Деревня открылась сразу. Опушковый лесок раздвинулся, как зеленый занавес, и первое, что бросилось в глаза, было просторное белое поле, а в правой, чуть возвышенной стороне его — два ряда бездымных оснеженных крыш. Но не это бездымье, даже не отсутствие наезженной, по-весеннему потемневшей дороги, вместо которой по-прежнему тянулся еле приметный санный след, а страшная, поморная щербатость, зиявшая проломной пустотой меж избами, наводила унынье. Видимо, избы исчезали не по плану — по нужде… А влево, за изгибом опушки, открывались еще поля, всюду прочеркнутые темной щетиной кустарника из-под снега, легкой стаей молодого березняка, даже корявой сосенкой — успела укорениться на безлюдье! Но и они не губили полевого раздолья, некогда отбитого у леса давно ушедшими людьми, а заставляли смотреть за них, дальше находить все новые и новые шири, пока глаз не успокаивался на лесном прищуре далекого и чистого в тот день горизонта.

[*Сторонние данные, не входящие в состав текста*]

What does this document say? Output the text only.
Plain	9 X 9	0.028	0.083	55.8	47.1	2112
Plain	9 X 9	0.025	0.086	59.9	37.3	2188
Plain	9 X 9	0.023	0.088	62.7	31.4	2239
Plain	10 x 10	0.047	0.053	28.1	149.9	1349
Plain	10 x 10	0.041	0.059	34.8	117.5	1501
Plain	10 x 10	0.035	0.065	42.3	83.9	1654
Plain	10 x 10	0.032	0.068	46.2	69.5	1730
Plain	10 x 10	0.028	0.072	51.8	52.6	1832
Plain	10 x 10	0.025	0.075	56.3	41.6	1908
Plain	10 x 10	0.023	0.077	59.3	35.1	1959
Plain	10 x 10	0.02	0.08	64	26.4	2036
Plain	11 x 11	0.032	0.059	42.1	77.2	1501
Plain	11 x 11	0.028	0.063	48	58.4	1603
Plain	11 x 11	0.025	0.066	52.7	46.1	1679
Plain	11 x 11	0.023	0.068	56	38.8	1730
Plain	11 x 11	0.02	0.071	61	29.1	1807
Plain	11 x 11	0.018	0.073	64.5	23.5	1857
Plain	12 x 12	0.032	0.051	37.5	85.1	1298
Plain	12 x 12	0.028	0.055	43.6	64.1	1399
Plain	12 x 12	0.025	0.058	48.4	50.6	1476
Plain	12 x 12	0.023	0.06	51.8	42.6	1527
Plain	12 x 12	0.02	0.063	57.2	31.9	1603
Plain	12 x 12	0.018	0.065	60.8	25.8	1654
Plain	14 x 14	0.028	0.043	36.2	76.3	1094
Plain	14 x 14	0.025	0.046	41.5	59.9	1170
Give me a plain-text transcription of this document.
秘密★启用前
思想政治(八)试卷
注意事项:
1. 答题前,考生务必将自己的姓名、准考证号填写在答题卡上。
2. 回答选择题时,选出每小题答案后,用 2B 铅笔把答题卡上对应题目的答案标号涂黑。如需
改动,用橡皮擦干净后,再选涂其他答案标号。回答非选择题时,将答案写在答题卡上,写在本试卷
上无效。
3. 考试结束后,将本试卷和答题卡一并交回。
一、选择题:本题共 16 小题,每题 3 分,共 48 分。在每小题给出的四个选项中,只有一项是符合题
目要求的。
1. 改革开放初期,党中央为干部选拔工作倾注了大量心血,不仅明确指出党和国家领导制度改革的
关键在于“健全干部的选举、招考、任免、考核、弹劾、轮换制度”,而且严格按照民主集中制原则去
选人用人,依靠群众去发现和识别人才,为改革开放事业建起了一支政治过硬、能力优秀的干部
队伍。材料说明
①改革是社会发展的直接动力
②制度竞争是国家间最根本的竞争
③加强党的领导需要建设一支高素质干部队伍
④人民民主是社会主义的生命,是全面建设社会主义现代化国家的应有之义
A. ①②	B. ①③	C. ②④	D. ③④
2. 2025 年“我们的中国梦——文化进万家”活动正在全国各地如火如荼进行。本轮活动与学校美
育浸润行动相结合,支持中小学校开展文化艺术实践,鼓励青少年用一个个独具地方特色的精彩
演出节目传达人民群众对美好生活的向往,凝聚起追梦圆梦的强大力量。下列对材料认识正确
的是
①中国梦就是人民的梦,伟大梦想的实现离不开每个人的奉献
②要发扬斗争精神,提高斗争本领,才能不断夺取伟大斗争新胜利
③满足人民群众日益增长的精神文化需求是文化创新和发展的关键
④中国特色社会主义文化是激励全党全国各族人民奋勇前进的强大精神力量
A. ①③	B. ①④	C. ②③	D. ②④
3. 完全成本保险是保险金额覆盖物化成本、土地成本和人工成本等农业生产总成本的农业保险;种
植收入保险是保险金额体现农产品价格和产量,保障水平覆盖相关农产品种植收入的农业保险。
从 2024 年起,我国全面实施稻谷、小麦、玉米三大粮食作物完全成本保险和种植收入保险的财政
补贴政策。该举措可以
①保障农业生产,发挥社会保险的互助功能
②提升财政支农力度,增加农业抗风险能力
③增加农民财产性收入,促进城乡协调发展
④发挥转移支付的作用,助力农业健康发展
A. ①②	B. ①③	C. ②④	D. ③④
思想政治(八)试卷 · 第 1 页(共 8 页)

— А раздольище-то! — вырвалось у меня, но никто не ответил, только Анатолий тоскливо буркнул мне в самый затылок что-то согласное.

Вот уж прокачались мимо заброшенного кладбища, миновали какую-то низину, похожую на излуку реки, и въехали в деревню с середины по глубокому, как ущелье, прогону. Со стороны поля снег выдуло, а дальше у самой улицы в этот глубокий лоток намело столько, что Николай Второй даже и не попытался пробиться. Он сдал немного назад и развел руками — приехали. Машина еще урчала, выходя на разворот, а мы уже шли по санному следу. Прогон сужался. Древние липы, росшие по краям, выказывали корни в обломах не занесенной снегом земли, и вид этих корней, что были выше наших голов, затишье этого короткого ущелья, глубина которого летом была, очевидно, еще больше, говорили о том, что перед нами очень старая деревня. Не двести, не четыреста, а, может быть, около тысячи лет люди и животные выбивали тут дорогу, ведущую лишь в одну сторону — в большой свет. По этому прогону пришли странники и принесли первые вести о нашествии кочевников, а позднее — о победе на поле Куликовом. По этому прогону угоняли крестьян строить Петербург и бить шведа. Тут бежали с воем бабы, провожая кормильцев на войну с Наполеоном. По этой древней дороге прошли новобранцы на самую страшную, последнюю войну, прошли и не вернулись… Приутихли после бабьего воя дома в резных кружевах, а где-то грянула новая жизнь, и рассчитались люди на «первый-второй» — кто на отхожий промысел в города, кто на вечный покой…

— Тут лошадь по брюхо тонула, — ворчал директор, отдуваясь за моей спиной. — Дурак, видать, ломился в ракетный-то век!

— Сейчас придем! — весело воскликнул Анатолий впереди. — Вижу дом жилой, вон и лошадь стоит!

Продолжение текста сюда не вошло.